Anne Hathaway: Selina, she has her own code of ethics, which sometimes involves doing things that other people might consider questionable. I found that interesting. I did look back at some archival comics and read a lot about Bob Kane’s inspirations for Catwoman, but the most important thing was to be Catwoman in this film and fit into Christopher Nolan’s Gotham City – I’m such a huge fan of Chris’. With Batman, he has been able to pose some really interesting philosophical questions, while shooting these spectacular action sequences and also finding the humour. It was a thrill to work with someone whose mind is so brilliant and whose talent is so very evident.
I think Selina does what is necessary to survive, and that includes crossing a few lines that others might find unforgivable. Even if she wants to change, it’s hard to escape your past…and she does have a past. That makes her vulnerable, especially these days when anyone with a computer or Smartphone can look up almost anything about you. Everybody has moments in life when they think, “If I knew then what I know now…” Selina might like the opportunity not to have to live by the choices she was forced to make up to this point.
Then with a character like Selina Kyle and the action-sequences in the film, you’ve got the added physicality that the role entails. How did you find that aspect of the character?
Anne Hathaway: I saw it less as a challenge and more as an opportunity to go to a place I had never been required to go before. I also had the benefit of an amazing team, including Tom Struthers and my stuntwoman, Maxine Whittaker, who could not have pushed me harder or been more supportive. I knew I was in great hands with them and with Chris. Coming into this role, I knew it was going to be some of the most exciting work I’d ever done and I was going to have the time of my life, but my expectations were far exceeded. And the skin-tight costume, It doesn’t really hide much, so I worked with a movement coach to make sure that I was going to be very comfortable in my body. If you had to wear a Catsuit in front of the entire world, I guarantee you would get your butt to the gym (laughs).
What notes did Christopher Nolan give you when you first got the part, with the fighting aspects of her?
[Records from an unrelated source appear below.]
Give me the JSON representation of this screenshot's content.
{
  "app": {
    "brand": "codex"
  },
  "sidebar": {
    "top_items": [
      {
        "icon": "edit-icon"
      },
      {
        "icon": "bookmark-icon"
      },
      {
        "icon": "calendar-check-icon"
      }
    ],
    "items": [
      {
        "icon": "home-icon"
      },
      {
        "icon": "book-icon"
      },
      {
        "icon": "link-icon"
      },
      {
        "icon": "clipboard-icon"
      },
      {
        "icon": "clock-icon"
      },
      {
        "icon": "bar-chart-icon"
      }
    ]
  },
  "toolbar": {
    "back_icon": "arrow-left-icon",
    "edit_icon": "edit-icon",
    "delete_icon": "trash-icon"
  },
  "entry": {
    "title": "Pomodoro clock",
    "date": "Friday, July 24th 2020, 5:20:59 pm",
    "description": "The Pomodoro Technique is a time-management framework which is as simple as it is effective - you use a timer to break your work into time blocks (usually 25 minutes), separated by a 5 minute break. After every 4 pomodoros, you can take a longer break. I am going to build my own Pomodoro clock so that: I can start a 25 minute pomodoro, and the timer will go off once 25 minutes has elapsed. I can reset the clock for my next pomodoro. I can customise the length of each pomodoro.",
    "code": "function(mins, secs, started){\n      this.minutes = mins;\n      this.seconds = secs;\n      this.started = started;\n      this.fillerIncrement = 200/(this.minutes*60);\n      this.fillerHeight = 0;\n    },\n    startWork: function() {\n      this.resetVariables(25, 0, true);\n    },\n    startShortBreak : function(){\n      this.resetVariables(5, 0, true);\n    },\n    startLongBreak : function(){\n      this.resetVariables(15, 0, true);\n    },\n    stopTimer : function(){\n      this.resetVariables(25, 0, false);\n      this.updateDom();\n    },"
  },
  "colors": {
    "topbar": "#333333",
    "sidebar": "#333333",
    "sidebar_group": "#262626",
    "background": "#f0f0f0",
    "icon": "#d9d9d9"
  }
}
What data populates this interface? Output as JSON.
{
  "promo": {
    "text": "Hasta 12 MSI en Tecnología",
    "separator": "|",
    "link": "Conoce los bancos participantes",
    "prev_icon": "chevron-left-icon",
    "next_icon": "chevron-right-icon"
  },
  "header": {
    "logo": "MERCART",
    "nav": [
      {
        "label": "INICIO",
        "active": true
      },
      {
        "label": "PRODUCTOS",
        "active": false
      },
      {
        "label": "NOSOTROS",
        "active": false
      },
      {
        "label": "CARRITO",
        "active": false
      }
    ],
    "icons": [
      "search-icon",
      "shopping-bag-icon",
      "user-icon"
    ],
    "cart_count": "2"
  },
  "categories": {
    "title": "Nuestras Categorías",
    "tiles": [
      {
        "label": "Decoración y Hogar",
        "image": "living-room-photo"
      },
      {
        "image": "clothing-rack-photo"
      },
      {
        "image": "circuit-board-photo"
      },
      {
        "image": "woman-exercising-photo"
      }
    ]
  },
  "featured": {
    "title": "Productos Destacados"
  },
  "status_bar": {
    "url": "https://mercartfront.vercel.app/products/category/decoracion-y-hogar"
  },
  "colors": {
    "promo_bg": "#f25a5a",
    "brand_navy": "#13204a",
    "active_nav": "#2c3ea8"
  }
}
Anne Hathaway: When I had got the part, Chris had called me into his office and said, “OK, so, there’s going to be a lot of fighting. When we did ‘Inception,’ Joseph Gordon-Levitt got in really good shape, Joe went to the gym for months. So that way when we did his fight sequences, he did all of his own fighting….I really liked that.” (Laughs) So I went, “Gotcha, I’m reading between the lines here.” And I just went to the gym and I came out when we wrapped (laughs). It was a complete transformation, I’d never done anything like that because it wasn’t just about looking a certain way. I had to learn to fight, I had to become strong enough to be able to fight for many days at a time. That was something I felt very lucky about, because I feel like in a situation like this….I don’t know what other actresses have gone through, but I feel like sometimes there’s a mandate that comes to you, an ideal of how you have to look. The way I was always treated on this movie was from the point of: learn how to do what you need to do, then however you look, that’s the way the character looks. I just felt, as a woman, very protective in that way.